Jamais dans l’histoire récente le taux d’intérêt n’avait connu une telle intensité de hausse. En juin 2023, le taux directeur de la FED dépasse les 5 %, lorsque celui de la BCE est de 3,75 %. Mais dans le même temps, les taux obligataires poursuivent leur flambée. Les taux courts se maintiennent sur des niveaux particulièrement élevés, et provoquent l’inversion de la courbe des taux. Un signal de récession pourrait émerger mais il pourrait être, le plus probablement, tardif.
La hausse des taux se maintient
Le taux à 2 ans du gouvernement américain est passé de 3,8 % en avril à près de 4,5 % en juin. Le dernier sommet était atteint à près de 5 %. Nous devons par ailleurs spécifier que le taux à 2 ans reste supérieur au taux long à 10 ans, ce qui est historiquement anormal et annonce souvent une récession. En effet, le taux à 10 ans est de 3,7 %, ce qui induit un écart de 0,8 points tout de même ! Le plus gros écart entre les taux longs et les taux courts jamais constaté depuis 1950…

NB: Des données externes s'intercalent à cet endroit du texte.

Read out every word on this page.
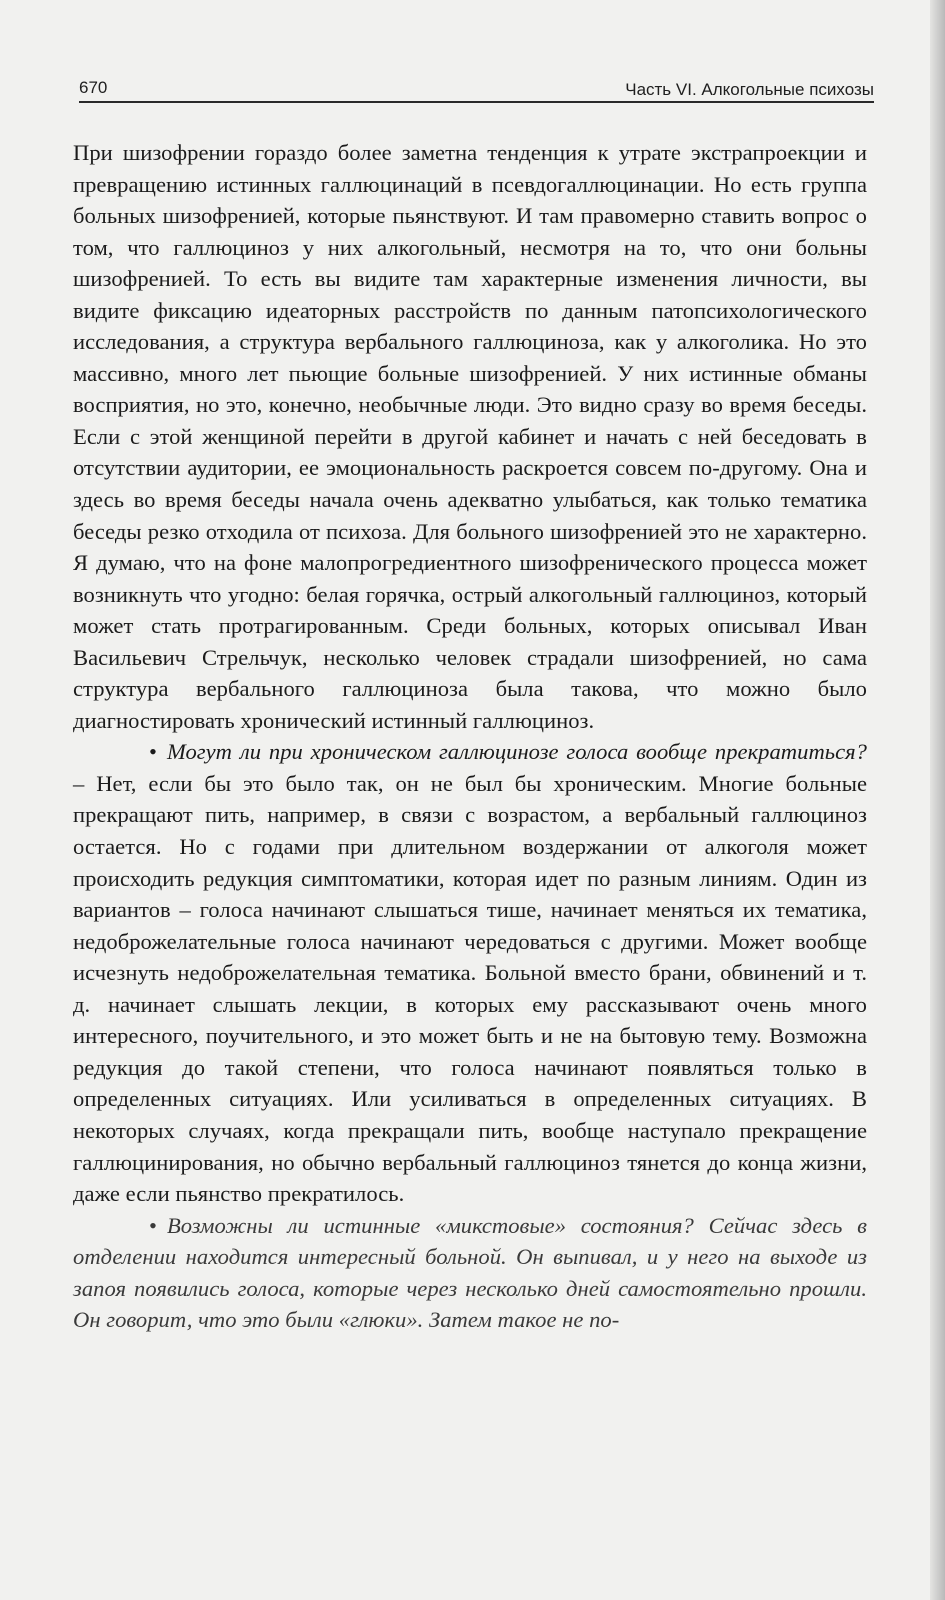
670	Часть VI. Алкогольные психозы

При шизофрении гораздо более заметна тенденция к утрате экстрапроекции и превращению истинных галлюцинаций в псевдогаллюцинации. Но есть группа больных шизофренией, которые пьянствуют. И там правомерно ставить вопрос о том, что галлюциноз у них алкогольный, несмотря на то, что они больны шизофренией. То есть вы видите там характерные изменения личности, вы видите фиксацию идеаторных расстройств по данным патопсихологического исследования, а структура вербального галлюциноза, как у алкоголика. Но это массивно, много лет пьющие больные шизофренией. У них истинные обманы восприятия, но это, конечно, необычные люди. Это видно сразу во время беседы. Если с этой женщиной перейти в другой кабинет и начать с ней беседовать в отсутствии аудитории, ее эмоциональность раскроется совсем по-другому. Она и здесь во время беседы начала очень адекватно улыбаться, как только тематика беседы резко отходила от психоза. Для больного шизофренией это не характерно. Я думаю, что на фоне малопрогредиентного шизофренического процесса может возникнуть что угодно: белая горячка, острый алкогольный галлюциноз, который может стать протрагированным. Среди больных, которых описывал Иван Васильевич Стрельчук, несколько человек страдали шизофренией, но сама структура вербального галлюциноза была такова, что можно было диагностировать хронический истинный галлюциноз.

• Могут ли при хроническом галлюцинозе голоса вообще прекратиться? – Нет, если бы это было так, он не был бы хроническим. Многие больные прекращают пить, например, в связи с возрастом, а вербальный галлюциноз остается. Но с годами при длительном воздержании от алкоголя может происходить редукция симптоматики, которая идет по разным линиям. Один из вариантов – голоса начинают слышаться тише, начинает меняться их тематика, недоброжелательные голоса начинают чередоваться с другими. Может вообще исчезнуть недоброжелательная тематика. Больной вместо брани, обвинений и т. д. начинает слышать лекции, в которых ему рассказывают очень много интересного, поучительного, и это может быть и не на бытовую тему. Возможна редукция до такой степени, что голоса начинают появляться только в определенных ситуациях. Или усиливаться в определенных ситуациях. В некоторых случаях, когда прекращали пить, вообще наступало прекращение галлюцинирования, но обычно вербальный галлюциноз тянется до конца жизни, даже если пьянство прекратилось.

• Возможны ли истинные «микстовые» состояния? Сейчас здесь в отделении находится интересный больной. Он выпивал, и у него на выходе из запоя появились голоса, которые через несколько дней самостоятельно прошли. Он говорит, что это были «глюки». Затем такое не по-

Un écart 10 ans – 2 ans historique
Comme nous l’avons mentionné, l’écart entre les taux longs et les taux courts s’accroît. Pour l’exprimer clairement, les taux longs (emprunts à 10 ans par exemple) sont généralement supérieurs aux taux courts (emprunts à 2 ans par exemple). Le taux d’intérêt à long terme est normalement plus haut en raison du risque plus grand qui pèse sur le crédit, l’inflation, etc… Mais, comme nous l’avons souligné aujourd’hui, il arrive que les taux courts dépassent les taux longs…
La présence de taux courts plus élevés traduit le fait que les investisseurs anticipent une amélioration des conditions économiques à long terme. C’est-à-dire que les investisseurs sont plus pessimistes sur la situation à court terme et anticipent une réduction de l’inflation. En Europe, seuls l’Italie et l’Espagne ont un écart de taux positif. On assiste donc à une situation globalement similaire aux Etats-Unis et en zone euro.

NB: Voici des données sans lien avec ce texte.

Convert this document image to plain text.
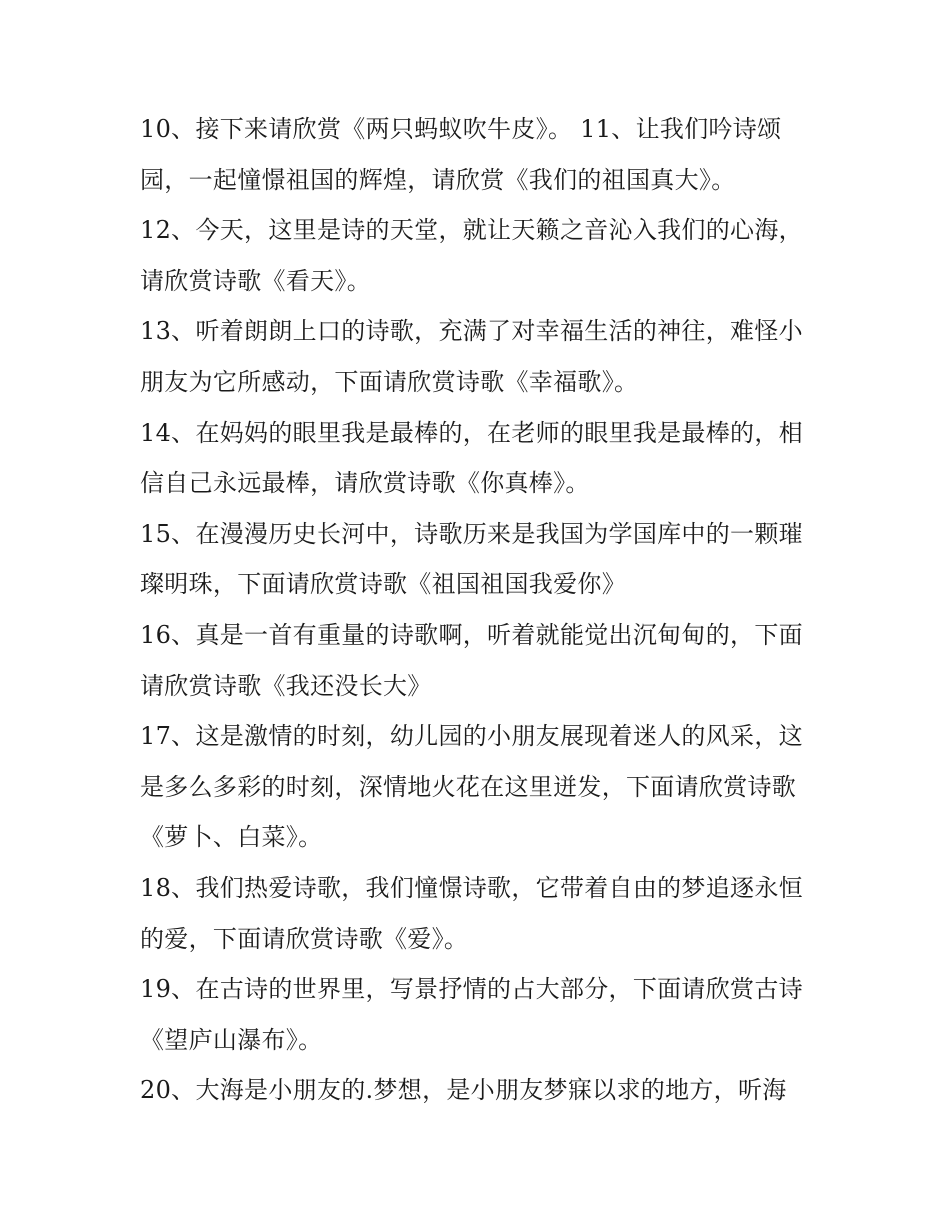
10、接下来请欣赏《两只蚂蚁吹牛皮》。 11、让我们吟诗颂
园，一起憧憬祖国的辉煌，请欣赏《我们的祖国真大》。
12、今天，这里是诗的天堂，就让天籁之音沁入我们的心海，
请欣赏诗歌《看天》。
13、听着朗朗上口的诗歌，充满了对幸福生活的神往，难怪小
朋友为它所感动，下面请欣赏诗歌《幸福歌》。
14、在妈妈的眼里我是最棒的，在老师的眼里我是最棒的，相
信自己永远最棒，请欣赏诗歌《你真棒》。
15、在漫漫历史长河中，诗歌历来是我国为学国库中的一颗璀
璨明珠，下面请欣赏诗歌《祖国祖国我爱你》
16、真是一首有重量的诗歌啊，听着就能觉出沉甸甸的，下面
请欣赏诗歌《我还没长大》
17、这是激情的时刻，幼儿园的小朋友展现着迷人的风采，这
是多么多彩的时刻，深情地火花在这里迸发，下面请欣赏诗歌
《萝卜、白菜》。
18、我们热爱诗歌，我们憧憬诗歌，它带着自由的梦追逐永恒
的爱，下面请欣赏诗歌《爱》。
19、在古诗的世界里，写景抒情的占大部分，下面请欣赏古诗
《望庐山瀑布》。
20、大海是小朋友的.梦想，是小朋友梦寐以求的地方，听海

Néanmoins, certains économistes comme Patrick Artus expliquent clairement que « les intervenants des marchés financiers sous-estiment le risque d’inflation persistante dans la zone euro ». De plus, « ils croient que la BCE mènera une politique monétaire restrictive jusqu’à ce que l’inflation soit revenue à 2 % ; pourtant, la politique monétaire anticipée n’est pas très restrictive ». C’est-à-dire que cette inversion de la courbe des taux serait exagérée au regard du fait que l’inflation structurelle et sous-jacente reste très élevée en zone euro.
Une récession ensuite ?
Il est important de noter que le retour en positif de l’écart de taux signale généralement l’arrivée d’une récession. Cette récession intervient dans les 12 à 18 mois après le retour à la normale. Par conséquent, le fait que l’écart de taux se creuse encore aujourd’hui n’est pas un signal immédiatement négatif. Mais il aura des conséquences plus tard.

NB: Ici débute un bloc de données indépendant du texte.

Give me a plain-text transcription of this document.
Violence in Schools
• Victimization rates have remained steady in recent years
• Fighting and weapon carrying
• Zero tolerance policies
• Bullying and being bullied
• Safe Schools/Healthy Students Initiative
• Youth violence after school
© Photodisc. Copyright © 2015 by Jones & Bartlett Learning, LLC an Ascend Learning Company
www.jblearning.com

Cela fait un an que l’écart de taux est négatif. En admettant que nous sommes sur un minimum de cet écart, il faudrait 6 mois à un 1 pour revenir en positif, c’est-à-dire qu’une récession se manifesterait (toujours dans cette hypothèse), d’ici 18 mois à 24 mois environ (voir 30 mois au plus). Ce qui équivaut à un risque économique probable à partir du début 2025 au plus tôt (ou fin 2024), et plus certainement autour de la fin 2025. Ce qui concorde absolument avec l’analyse des cycles économiques ! Mais, au regard des conditions actuelles, une récession peut tout à fait prendre effet dans les mois qui suivent. Demeure la question de son ampleur.
Une déconnexion persistante entre la croissance et le taux réel
Une inquiétude majeure reste aussi la présence d’un écart toujours persistant entre la croissance réelle et le taux réel. A long terme, on assiste effectivement à une égalité plus ou moins exacte entre le taux réel et la croissance réelle. C’est-à-dire que l’augmentation des revenus perçus par les agents est égale à l’augmentation de l’intérêt perçu. De sorte, il n’y a pas d’enrichissement du capital, ni d’appauvrissement.
L’écart entre le taux réel et la croissance réelle était maximal en 2021, comme montré sur les deux graphiques ci-dessus. Mais depuis les années 2000, la croissance est durablement supérieure au taux réel. Ce qui signifie que les agents sont incités à s’endetter, puisque le coût du capital est inférieur à ce qu’on peut en tirer. Or la remontée des taux, qui semble objectivement insuffisante en zone euro, ne parvient pas encore à égaliser la croissance. On peut donc s’attendre soit à une diminution de la croissance, soit à une poursuite de la hausse des taux. La convergence des deux variables serait plus douce pour l’économie dans son ensemble.